Résumé: Lorsque le cadavre d'un jeune homme recouvert d'écailles de poisson est retrouvé dans un container de pêche, le Commando Caïman est chargé de l'enquête. Bruno Brazil et le Nomade remontent ainsi la piste du corps jusqu'à Eskimo Point. Ils réalisent rapidement que les ours polaires sont loin d'être les créatures les plus hostiles du lieu. Et que, pour laisser la neige recouvrir les secrets de cet étrange cadavre, certains sont prêts à les refroidir plus vite que le climat local…
L
e corps d’un jeune homme est retrouvé dans une cargaison de brochets dans le port de pêche de Boston. Felipe « Gaucho » Morales et Whip Rafale se rendent à la morgue, le lendemain de la découverte, pour une démarche qui devrait relever de la routine. Gaucho y est agressé par deux hommes cagoulés qui emportent une dépouille. La dextérité de Whip au volant – elle a trouvé un véhicule adapté à son handicap – les met hors d’état de nuire, mais aussi inaptes à répondre à quelque question que ce soit. L’enquête est ouverte au World Security International Office. Qui était ce garçon ? Pourquoi a-t-on voulu dérober son cadavre ? Qui a payé les deux ex-dockers pour effectuer cette tâche ? Le plus stupéfiant est que son épiderme était recouvert d’écailles par endroits et que ses veines étaient remplies d’oxygène. Le défunt a subi des modifications génétiques. Pendant que Morales et Rafale enquêtent sur son passé, Bruno Brazil et Tony Nomade partent à Eskimo Point, dans le territoire Nunavut, lieu d’embarquement du chalutier.

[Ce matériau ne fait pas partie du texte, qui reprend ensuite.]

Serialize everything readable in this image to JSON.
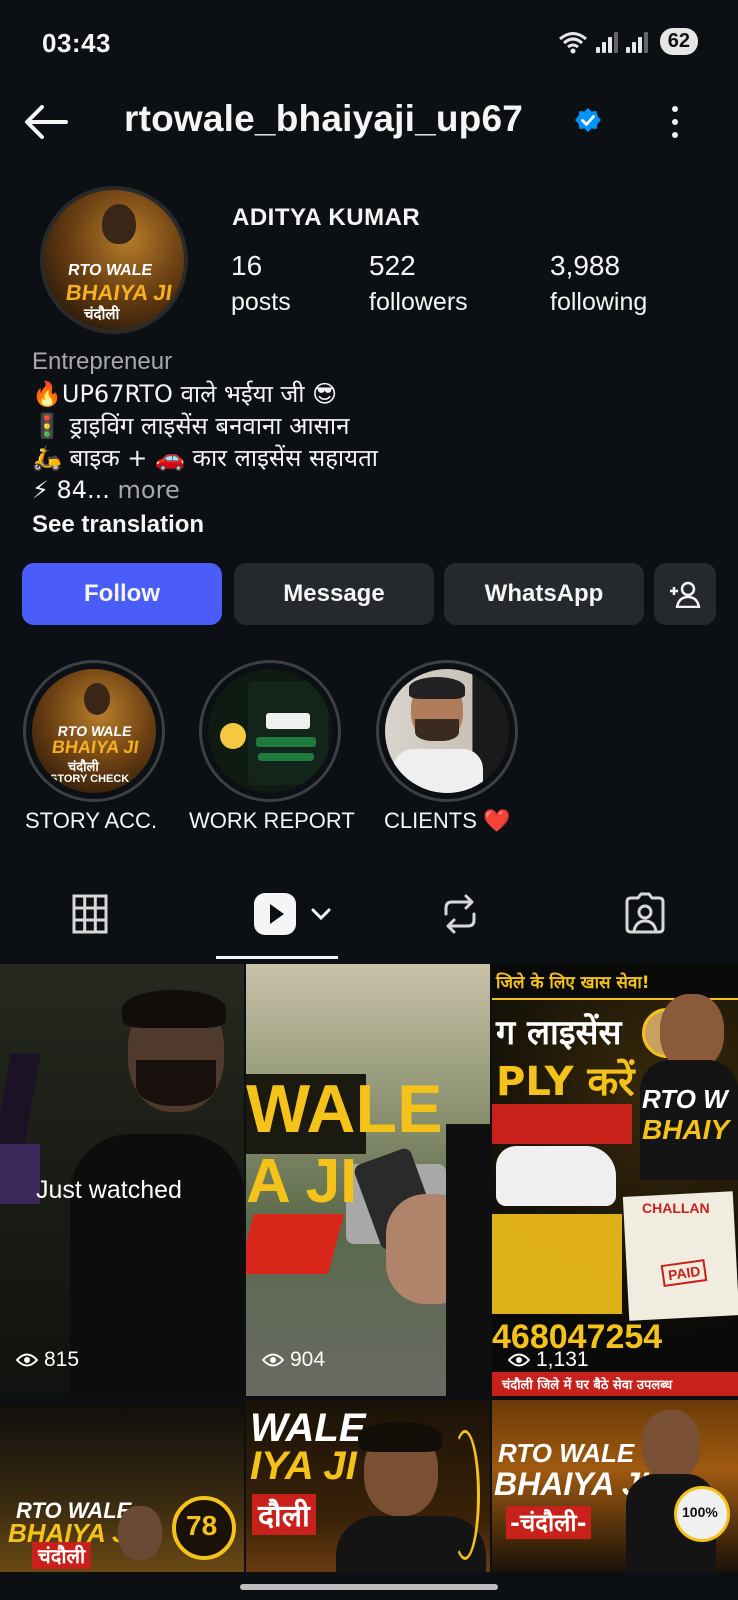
{
  "status_bar": {
    "time": "03:43",
    "battery": "62"
  },
  "header": {
    "username": "rtowale_bhaiyaji_up67"
  },
  "profile": {
    "display_name": "ADITYA KUMAR",
    "avatar_text": [
      "RTO WALE",
      "BHAIYA JI",
      "चंदौली"
    ],
    "stats": [
      {
        "value": "16",
        "label": "posts"
      },
      {
        "value": "522",
        "label": "followers"
      },
      {
        "value": "3,988",
        "label": "following"
      }
    ]
  },
  "bio": {
    "category": "Entrepreneur",
    "lines": [
      "🔥UP67RTO वाले भईया जी 😎",
      "🚦 ड्राइविंग लाइसेंस बनवाना आसान",
      "🛵 बाइक + 🚗 कार लाइसेंस सहायता"
    ],
    "truncated": "⚡ 84...",
    "more": "more",
    "see_translation": "See translation"
  },
  "actions": {
    "follow": "Follow",
    "message": "Message",
    "whatsapp": "WhatsApp"
  },
  "highlights": [
    {
      "label": "STORY ACC."
    },
    {
      "label": "WORK REPORT"
    },
    {
      "label": "CLIENTS ❤️"
    }
  ],
  "grid": {
    "just_watched": "Just watched",
    "views": [
      "815",
      "904",
      "1,131"
    ],
    "poster_texts": {
      "p2_big": "WALE",
      "p2_big2": "A JI",
      "p3_top": "जिले के लिए खास सेवा!",
      "p3_license": "ग लाइसेंस",
      "p3_ply": "PLY करें",
      "p3_phone": "468047254",
      "p3_challan": "CHALLAN",
      "p3_paid": "PAID",
      "p3_bottom": "चंदौली जिले में घर बैठे सेवा उपलब्ध",
      "p3_rto": "RTO W",
      "p3_bhai": "BHAIY",
      "p4_a": "RTO WALE",
      "p4_b": "BHAIYA JI",
      "p4_c": "चंदौली",
      "p4_n": "78",
      "p5_a": "WALE",
      "p5_b": "IYA JI",
      "p5_c": "दौली",
      "p6_a": "RTO WALE",
      "p6_b": "BHAIYA JI",
      "p6_c": "-चंदौली-",
      "p6_badge": "100%"
    }
  }
}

Bruno Brazil naquit dans le Journal de Tintin en 1967, de l’union du scénariste Greg, dont la bibliographie donne le vertige, et du dessinateur William Vance (qui dessinera XIII). La série a compté dix albums et dix histoires courtes avant de s’interrompre en 1983. Les nouvelles aventures de Bruno Brazil font leur apparition en 2019 sous la houlette de Laurent-Frédéric Bollée au récit (Apocalypse Mania, Terra Australis, La Bombe) et Philippe Aymond aux pinceaux (Canal Choc, Lady S.). Terreur boréale à Eskimo Point en est le troisième volume. Derrière ce titre un rien racoleur et excessif se développe un one shot fort bien construit et mené. Le cadre de la série-mère est respecté : l’histoire se déroule en 1977, avec ce qu’il reste du Commando Caïman. L’aventure est au rendez-vous et chacun des personnages conserve ses attributs physiques et psychologiques.
L’enquête comporte deux pans, celui des États-Unis et ses recherches dans les dossiers du passé et celui du Nunavut, avec ses confrontations nettement plus physiques et brutales. L’un et l’autre alternent et s’entremêlent, donnant à la trame narrative un dynamisme de bon aloi, entre suspensions temporaires et relances de l’intrigue. Les retours en arrière évitent également toute linéarité. Le lecteur est ainsi baladé des messages étranges diffusés par l’interprète en langage des sourds et malentendants du bulletin météo télévisé local à un orphelinat cachant bien des secrets, d’un sous-marin pris par les glaces, en 1945, lors d’une mission secrète à des manipulations scientifiques délirantes, d’un jeune handicapé shaman à une colonie d’ours blancs fort sympathiques. Le motif du savant fou, à la fois éculé et efficace, côtoie une mise en valeur louable du handicap et de la différence.
Le graphisme de Philippe Aymond est juste et à sa place. Il sert parfaitement les personnages, leurs interactions et l’enchainement des événements. Il s’inscrit délibérément dans une veine classique, celle qui sied le mieux aux aventures de l’homme aux cheveux blancs et à son équipe de corps cassés, mais à la puissance intacte. Voilà encore une reprise digne d’intérêt.